I'm trying to resolve some grammar ambiguities with semantic predicates, for instance to separate a function call from an array/vector access when parsing VHDL source code. This is important in order to avoid further complications in the full grammar.
In the following example:
3 + j * f(i)
f(i)
could be either a function f
with parameter i
or an array f
accessed by index i
. The following simplified example below shows how the predicates could help resolve that ambiguity:
expression:
expression OPERATOR expression | simple_expression;
simple_expression:
function_expression | array_expression | ID | NUMBER;
function_expression:
{is_function()}? ID '(' expression_list ')';
array_expression:
{is_array()}? ID '(' expression ')';
expression_list:
expression ( ',' expression )*;
The listeners parse the declarations and store function and array identifiers in a database, which allows to know whether identifier ID
is a function, an array or undeclared (I'm not showing any example of grammar for those declarations here, to keep it simple).
An example of predicate would be, at the top of the grammar file:
@parser::members {
Definitions defs;
boolean is_function() {
return defs.isFunction(getCurrentToken().getText());
}
boolean is_array() {
return defs.isArray(getCurrentToken().getText());
}
}
However I cannot use that information in the predicates because they are called too early, before the declaration's listeners are called to build the ID database. If I put a System.out.print
in those functions, and also in the listeners, I see that
- the expression predicates are first called on the entire file being parsed,
- and only then are all the declaration listeners called, even though the declarations are before these expressions in the file.

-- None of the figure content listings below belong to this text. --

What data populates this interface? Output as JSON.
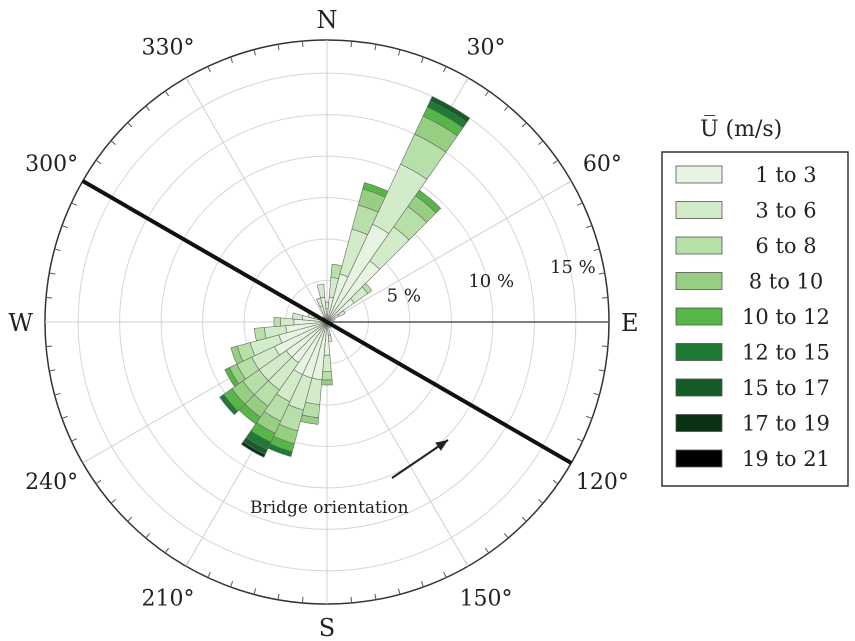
{
  "chart_data": {
    "type": "wind-rose",
    "cardinal_labels": {
      "n": "N",
      "e": "E",
      "s": "S",
      "w": "W"
    },
    "degree_labels": [
      {
        "angle": 30,
        "text": "30°"
      },
      {
        "angle": 60,
        "text": "60°"
      },
      {
        "angle": 120,
        "text": "120°"
      },
      {
        "angle": 150,
        "text": "150°"
      },
      {
        "angle": 210,
        "text": "210°"
      },
      {
        "angle": 240,
        "text": "240°"
      },
      {
        "angle": 300,
        "text": "300°"
      },
      {
        "angle": 330,
        "text": "330°"
      }
    ],
    "radial_axis": {
      "unit": "%",
      "max": 17,
      "ticks": [
        {
          "value": 5,
          "label": "5 %"
        },
        {
          "value": 10,
          "label": "10 %"
        },
        {
          "value": 15,
          "label": "15 %"
        }
      ],
      "label_angle": 80
    },
    "sector_width_deg": 10,
    "legend": {
      "title": "U̅ (m/s)",
      "entries": [
        {
          "label": "1 to 3",
          "color": "#e6f4e1"
        },
        {
          "label": "3 to 6",
          "color": "#d2ebc9"
        },
        {
          "label": "6 to 8",
          "color": "#b7dfa8"
        },
        {
          "label": "8 to 10",
          "color": "#96cf82"
        },
        {
          "label": "10 to 12",
          "color": "#56b648"
        },
        {
          "label": "12 to 15",
          "color": "#1f7a35"
        },
        {
          "label": "15 to 17",
          "color": "#155c27"
        },
        {
          "label": "17 to 19",
          "color": "#0a3314"
        },
        {
          "label": "19 to 21",
          "color": "#000000"
        }
      ]
    },
    "sectors": [
      {
        "direction": 0,
        "bins": [
          0.8,
          0.4
        ]
      },
      {
        "direction": 10,
        "bins": [
          1.5,
          1.2,
          0.8
        ]
      },
      {
        "direction": 20,
        "bins": [
          3.0,
          2.8,
          1.5,
          1.0,
          0.4
        ]
      },
      {
        "direction": 30,
        "bins": [
          6.5,
          4.0,
          2.0,
          1.2,
          0.6,
          0.4,
          0.3
        ]
      },
      {
        "direction": 40,
        "bins": [
          4.5,
          2.5,
          1.5,
          0.8,
          0.4
        ]
      },
      {
        "direction": 50,
        "bins": [
          2.0,
          1.0,
          0.3
        ]
      },
      {
        "direction": 60,
        "bins": [
          0.8,
          0.4
        ]
      },
      {
        "direction": 70,
        "bins": [
          0.5
        ]
      },
      {
        "direction": 80,
        "bins": [
          0.3
        ]
      },
      {
        "direction": 120,
        "bins": [
          0.3
        ]
      },
      {
        "direction": 150,
        "bins": [
          0.4
        ]
      },
      {
        "direction": 170,
        "bins": [
          0.8,
          0.4
        ]
      },
      {
        "direction": 180,
        "bins": [
          2.0,
          1.0,
          0.5,
          0.3
        ]
      },
      {
        "direction": 190,
        "bins": [
          3.5,
          1.5,
          0.8,
          0.4
        ]
      },
      {
        "direction": 200,
        "bins": [
          3.5,
          2.0,
          1.3,
          0.8,
          0.5,
          0.3
        ]
      },
      {
        "direction": 210,
        "bins": [
          3.5,
          1.8,
          1.3,
          0.8,
          0.6,
          0.5,
          0.3,
          0.2
        ]
      },
      {
        "direction": 220,
        "bins": [
          3.0,
          2.0,
          1.2,
          0.8,
          0.5
        ]
      },
      {
        "direction": 230,
        "bins": [
          3.0,
          2.0,
          1.2,
          0.8,
          0.6,
          0.3
        ]
      },
      {
        "direction": 240,
        "bins": [
          3.5,
          1.5,
          1.0,
          0.5,
          0.3
        ]
      },
      {
        "direction": 250,
        "bins": [
          3.0,
          1.8,
          0.8,
          0.4
        ]
      },
      {
        "direction": 260,
        "bins": [
          2.5,
          1.3,
          0.6
        ]
      },
      {
        "direction": 270,
        "bins": [
          2.0,
          0.8,
          0.4
        ]
      },
      {
        "direction": 280,
        "bins": [
          1.5,
          0.6
        ]
      },
      {
        "direction": 290,
        "bins": [
          0.8,
          0.4
        ]
      },
      {
        "direction": 300,
        "bins": [
          0.5
        ]
      },
      {
        "direction": 310,
        "bins": [
          0.4
        ]
      },
      {
        "direction": 320,
        "bins": [
          0.4
        ]
      },
      {
        "direction": 330,
        "bins": [
          0.3
        ]
      },
      {
        "direction": 340,
        "bins": [
          1.0,
          0.5
        ]
      },
      {
        "direction": 350,
        "bins": [
          1.5,
          0.8
        ]
      }
    ],
    "bridge": {
      "angle": 300,
      "label": "Bridge orientation"
    }
  }
}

I'm aware the parser is looking ahead, but is there a way to expedite the declaration listeners as soon as possible, in order to have their information ready for the predicates related to expressions in the rest of the file?
Or is that the wrong way to use the predicates? I would like to avoid source code in the grammar as much as possible, like a work-around that stores preliminary information during the parsing of declarations with code embedded in the grammar file. And a 2-pass parser seems a bit awkward.